Have you seen the Direct Marketing Association's latest statistics on email? For every $1 spent on email, it delivers an average $42.08 back.
Sweet! The only problem is, marketers who are seeing those kinds of results aren't getting them with a "same old, same old" approach to email marketing (i.e., broadcast messages sent to rented lists or old, tired house lists, over and over and over again).
Today, your email subscribers have likely been spammed and even phished via email. Their inboxes are bursting at the seams, and as such, subscribers' standards are now much higher. To increase the ROI of your email marketing, you now have to set new standards.
Email marketing as a discipline
It's time to apply some discipline to your email program, and I don't mean beating up on subscribers who click the report-spam button on email they actually requested, or on the co-worker who sent a test message to the entire list.
Rather, email marketing returns the best rewards when it is pursued as a discipline, with a set of expectations, protocols, best practices, and behaviors.
Discipline in email marketing means striving to do things the right way instead of the expedient way, even if it takes longer to achieve:
- Using double opt-in to build a high-quality, engaged mailing list, even if opt-out marketing to a rented list gives you more names out of the gate
- Building in enough project time to test messages before sending to make sure they render correctly and use images and text that will resonate with your recipients
- Resisting the urge to send "just one more email" in a desperate attempt to make budget
- Taking the time to plan and execute a segmentation program to create and send targeted and more relevant messages, even though the "ready, aim, fire" model of broadcast email is so much easier
How email segmentation imposes discipline
Broadcast email is so popular because it's so easy. Create the message, load it into your program, and fire it out. On to the next task.
Segmentation, on the other hand, takes discipline through applying what you know about your subscribers or customers and tailoring messages to fit. It can be a tough sell if you have a million other responsibilities besides email or if your program is starved for resources.

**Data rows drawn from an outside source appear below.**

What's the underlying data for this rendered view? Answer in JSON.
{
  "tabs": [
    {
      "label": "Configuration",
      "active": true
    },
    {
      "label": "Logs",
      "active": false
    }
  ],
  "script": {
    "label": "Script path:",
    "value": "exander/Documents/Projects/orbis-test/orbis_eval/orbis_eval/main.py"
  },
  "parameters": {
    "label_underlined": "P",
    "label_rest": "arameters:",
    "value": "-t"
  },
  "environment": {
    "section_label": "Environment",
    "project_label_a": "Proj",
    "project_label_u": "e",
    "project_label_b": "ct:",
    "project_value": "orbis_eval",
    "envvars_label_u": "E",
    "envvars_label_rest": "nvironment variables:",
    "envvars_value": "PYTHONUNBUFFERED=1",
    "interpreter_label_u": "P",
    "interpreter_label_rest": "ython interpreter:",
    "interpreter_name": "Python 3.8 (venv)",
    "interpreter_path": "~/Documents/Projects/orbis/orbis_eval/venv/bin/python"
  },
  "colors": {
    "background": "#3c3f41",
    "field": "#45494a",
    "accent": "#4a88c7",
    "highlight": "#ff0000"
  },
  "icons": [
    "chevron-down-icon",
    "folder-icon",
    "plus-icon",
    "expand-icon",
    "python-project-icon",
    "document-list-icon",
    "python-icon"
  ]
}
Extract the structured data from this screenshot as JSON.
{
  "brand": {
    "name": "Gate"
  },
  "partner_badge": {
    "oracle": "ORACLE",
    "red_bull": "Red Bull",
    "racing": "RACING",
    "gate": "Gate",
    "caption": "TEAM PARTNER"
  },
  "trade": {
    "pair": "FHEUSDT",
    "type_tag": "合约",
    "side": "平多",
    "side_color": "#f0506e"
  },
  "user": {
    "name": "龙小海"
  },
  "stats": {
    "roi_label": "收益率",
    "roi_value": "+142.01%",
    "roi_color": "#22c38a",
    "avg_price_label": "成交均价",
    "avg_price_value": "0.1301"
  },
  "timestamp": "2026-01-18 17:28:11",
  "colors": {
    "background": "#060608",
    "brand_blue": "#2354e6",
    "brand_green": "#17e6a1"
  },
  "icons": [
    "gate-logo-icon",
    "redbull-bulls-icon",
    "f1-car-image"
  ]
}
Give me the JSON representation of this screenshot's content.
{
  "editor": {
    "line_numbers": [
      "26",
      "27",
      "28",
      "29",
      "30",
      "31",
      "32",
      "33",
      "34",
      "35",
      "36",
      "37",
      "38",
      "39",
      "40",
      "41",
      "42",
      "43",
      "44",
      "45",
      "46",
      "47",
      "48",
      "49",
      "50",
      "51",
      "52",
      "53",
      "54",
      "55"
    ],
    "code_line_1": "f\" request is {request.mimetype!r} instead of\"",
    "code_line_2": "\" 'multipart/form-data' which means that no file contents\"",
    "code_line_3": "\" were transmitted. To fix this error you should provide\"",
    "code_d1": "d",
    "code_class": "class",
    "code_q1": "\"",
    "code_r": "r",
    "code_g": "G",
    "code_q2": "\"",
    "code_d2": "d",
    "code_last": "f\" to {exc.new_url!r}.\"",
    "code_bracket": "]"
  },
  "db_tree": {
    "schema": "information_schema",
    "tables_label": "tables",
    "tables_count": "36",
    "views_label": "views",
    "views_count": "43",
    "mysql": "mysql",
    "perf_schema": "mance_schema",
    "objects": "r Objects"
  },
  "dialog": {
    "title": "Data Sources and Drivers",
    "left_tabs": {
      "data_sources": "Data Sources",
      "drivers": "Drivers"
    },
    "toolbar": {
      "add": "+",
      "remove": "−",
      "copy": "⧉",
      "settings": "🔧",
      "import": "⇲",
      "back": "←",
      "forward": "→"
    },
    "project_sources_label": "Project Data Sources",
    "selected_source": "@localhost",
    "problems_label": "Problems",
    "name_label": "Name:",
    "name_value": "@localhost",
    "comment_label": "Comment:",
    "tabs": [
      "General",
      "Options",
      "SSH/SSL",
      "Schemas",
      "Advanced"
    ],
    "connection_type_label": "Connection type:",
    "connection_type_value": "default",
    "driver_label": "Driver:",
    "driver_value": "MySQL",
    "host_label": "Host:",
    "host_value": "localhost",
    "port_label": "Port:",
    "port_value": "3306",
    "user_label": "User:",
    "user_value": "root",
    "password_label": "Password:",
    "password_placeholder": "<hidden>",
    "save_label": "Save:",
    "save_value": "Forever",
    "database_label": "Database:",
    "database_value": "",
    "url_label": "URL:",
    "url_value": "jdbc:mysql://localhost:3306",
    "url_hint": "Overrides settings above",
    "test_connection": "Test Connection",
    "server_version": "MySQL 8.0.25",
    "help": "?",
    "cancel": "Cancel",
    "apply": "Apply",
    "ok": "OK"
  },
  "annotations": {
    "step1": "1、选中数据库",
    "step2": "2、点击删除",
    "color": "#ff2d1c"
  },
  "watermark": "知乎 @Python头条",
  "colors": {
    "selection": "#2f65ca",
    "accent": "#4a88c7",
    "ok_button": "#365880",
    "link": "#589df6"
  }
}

Yes, it takes time to strategize and execute the plan. Yes, you might need to upgrade your email list software or sit down with your friendly database manager and ask for help.
What's the reward? A more vital email program, valued by recipients and more likely to return the high ROI that will make you a revenue champion at your company.
Applying discipline in email marketing
Here are three easy ways to get started:
1. Acquisition: Quality over quantity is the key, but try to sell that to your marketing manager or VP, who's more impressed by numbers. Opt-in, permission-based marketing is the disciplined approach that creates a more highly engaged list that is more likely to open and act on your messages and less likely to go inactive.
2. Content: Today's email subscribers want messages that don't waste their time or clutter their inboxes. So, you need to figure out how to send messages that speak to your recipients' needs, wants, interests, and past history with your company.
Adding preference selection to the opt-in process, or warming up a new subscriber relationship adds another step, but it generates the valuable data you need to create the segments for more targeted and more relevant messages.
3. Reactivation: A disciplined approach to email marketing means not just knowing who's acting on your emails but also who isn't. This is a classic beginner's approach to segmentation because you don't need mountains of data to start.
All you have to do is decide how long an address has to sit on your list before you assume the owner has lost interest. If you have a long consideration cycle, a name that doesn't have any opens or clicks associated with it for two years is a good bet to start. If you run a daily newsletter, then three to six months is safe.
Segment out all the qualifying addresses; then, send an email inviting the recipient to come back to your website and either update preferences or unsubscribe. You might need a second and third email to satisfy any concerns that you're targeting valid addresses. After that, move the addresses off your list to a "do not email" holding pen.
Although these approaches might sound rigid, if you're used to making decisions on the fly, approaching email marketing as a discipline can help you achieve a stronger program and avoid the problems that befall seat-of-the-pants decision-making.
Maybe one person in a million can make that pay off. For the rest of us, whether you're an athlete, an entertainer, a soldier, student, President Obama, or Donald Trump, it takes discipline to deliver the best results from your email marketing campaigns.
Wendy Roth is the senior manager of training services for Lyris Technologies.